RE: Earlier tsc init patch (was RE: [PATCH v3] printk: fix zero-valued printk timestamps in early boot)

From: Bird, Tim

Date: Tue Apr 07 2026 - 16:35:54 EST


Thomas,

Thanks for posting this PoC patch. I found the code interesting and informative.
Please see my comments below.

> -----Original Message-----
> From: Thomas Gleixner <tglx@xxxxxxxxxx>
> Tim!
>
> On Sat, Mar 28 2026 at 22:59, Thomas Gleixner wrote:
> > The only clean way to solve this cleanly is moving the sched clock
> > initialization to the earliest point possible and accepting that due to
> > hardware, enumeration and virtualization constraints this point might be
> > suboptimal.
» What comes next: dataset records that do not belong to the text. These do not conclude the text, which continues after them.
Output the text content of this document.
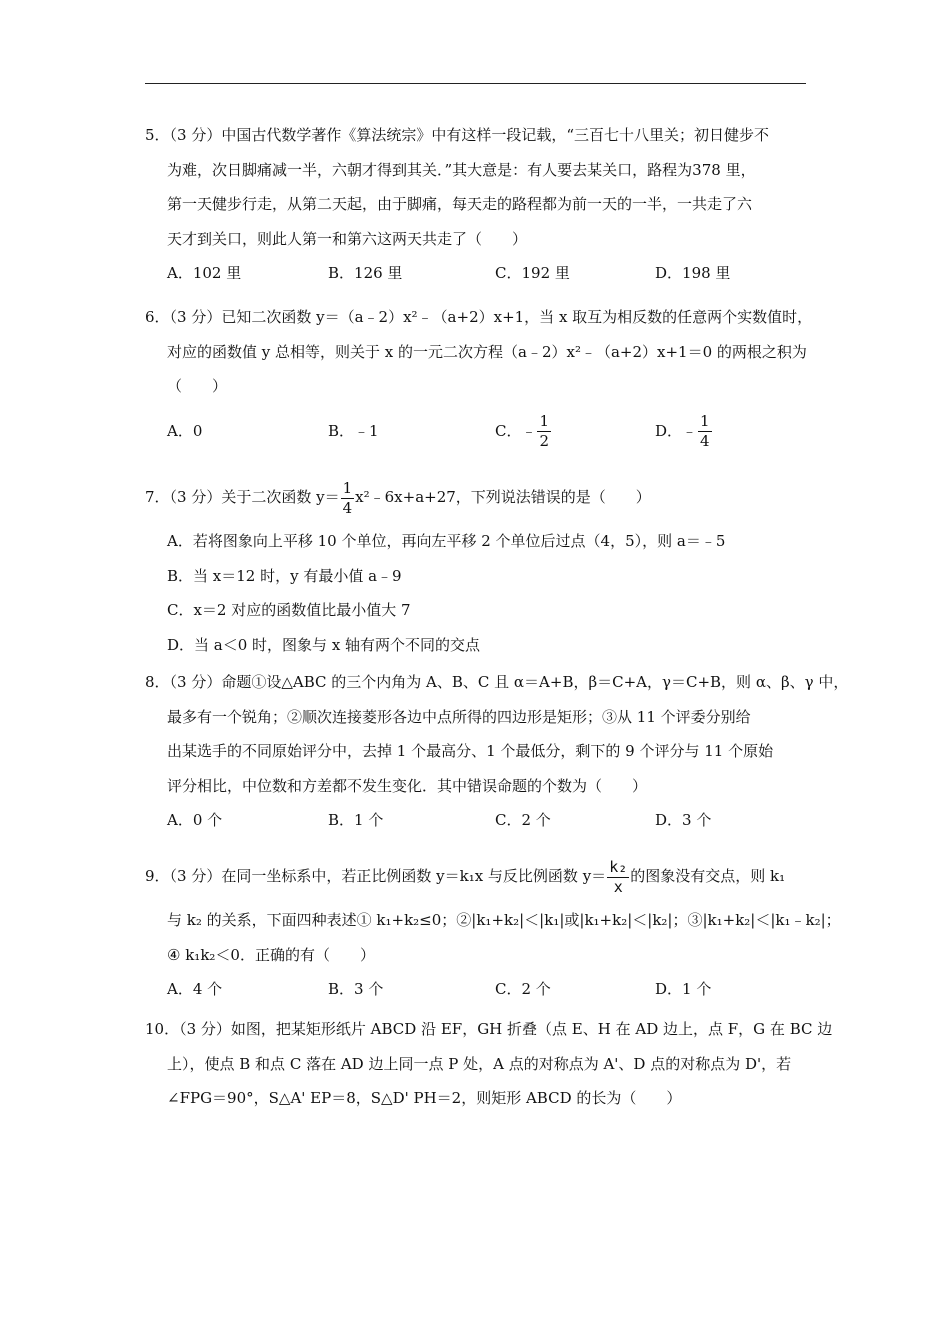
5．（3 分）中国古代数学著作《算法统宗》中有这样一段记载，“三百七十八里关；初日健步不
为难，次日脚痛减一半，六朝才得到其关．”其大意是：有人要去某关口，路程为378 里，
第一天健步行走，从第二天起，由于脚痛，每天走的路程都为前一天的一半，一共走了六
天才到关口，则此人第一和第六这两天共走了（　　）
A．102 里	B．126 里	C．192 里	D．198 里
6．（3 分）已知二次函数 y＝（a﹣2）x²﹣（a+2）x+1，当 x 取互为相反数的任意两个实数值时，
对应的函数值 y 总相等，则关于 x 的一元二次方程（a﹣2）x²﹣（a+2）x+1＝0 的两根之积为
（　　）
A．0	B．﹣1	C．﹣ $\frac{1}{2}$	D．﹣ $\frac{1}{4}$
7．（3 分）关于二次函数 $y= \frac{1}{4}$ x²﹣6x+a+27，下列说法错误的是（　　）
A．若将图象向上平移 10 个单位，再向左平移 2 个单位后过点（4，5），则 a＝﹣5
B．当 x＝12 时，y 有最小值 a﹣9
C．x＝2 对应的函数值比最小值大 7
D．当 a＜0 时，图象与 x 轴有两个不同的交点
8．（3 分）命题①设△ABC 的三个内角为 A、B、C 且 α＝A+B，β＝C+A，γ＝C+B，则 α、β、γ 中，
最多有一个锐角；②顺次连接菱形各边中点所得的四边形是矩形；③从 11 个评委分别给
出某选手的不同原始评分中，去掉 1 个最高分、1 个最低分，剩下的 9 个评分与 11 个原始
评分相比，中位数和方差都不发生变化．其中错误命题的个数为（　　）
A．0 个	B．1 个	C．2 个	D．3 个
9．（3 分）在同一坐标系中，若正比例函数 y＝k₁x 与反比例函数 $y= \frac{\text{k₂}}{x}$ 的图象没有交点，则 k₁
与 k₂ 的关系，下面四种表述① k₁+k₂≤0；②|k₁+k₂|＜|k₁|或|k₁+k₂|＜|k₂|；③|k₁+k₂|＜|k₁﹣k₂|；
④ k₁k₂＜0．正确的有（　　）
A．4 个	B．3 个	C．2 个	D．1 个
10．（3 分）如图，把某矩形纸片 ABCD 沿 EF，GH 折叠（点 E、H 在 AD 边上，点 F，G 在 BC 边
上），使点 B 和点 C 落在 AD 边上同一点 P 处，A 点的对称点为 A'、D 点的对称点为 D'，若
∠FPG＝90°，S△A' EP＝8，S△D' PH＝2，则矩形 ABCD 的长为（　　）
Everything else is just an attempt to defy reality.
>
> As the wheather was lousy, I sat down for a couple of hours and
> implemented the obviously incomplete PoC below for illustration.
>
> As the FIXME comment in tsc_early_boot_setup() tells clearly, this is far
> from complete and needs way more thoughts and scrutiny, but it's good
> enough to prove the point:
>
> [ 0.000019] tsc: Boot sched clock enabled
>
> As early as possible, but with at least the minimal safe guards in place.
>
> [ 0.000041] Linux version 7.0.0-rc5+ (tglx@tglx-pladt) (gcc (Debian 14.2.0-19) 14.2.0, GNU ld (GNU Binutils for Debian) 2.44) #893 SMP
> PREEMPT_DYNAMIC Sun Mar 29 21:38:08 CEST 2026
> [ 0.000043] Command line: BOOT_IMAGE=/boot/vmlinuz-7.0.0-rc5+ root=UUID=fa44d501-1716-402a-8602-6315c3166f7b ro console=tty0
> console=ttyS0,115200n8 ftrace_dump_on_oops earlyprintk=ttyS0,115200n8 tsc_early_khz=2095070 no-kvmclock
>
> 1) tsc_early_khz is required because KVM does not provide the frequency
> leaf.
>
> 2) no-kvmclock is required because KVM thinks it is more important than
> everything else.
>
> Both issues are completely unrelated to the problem at hand.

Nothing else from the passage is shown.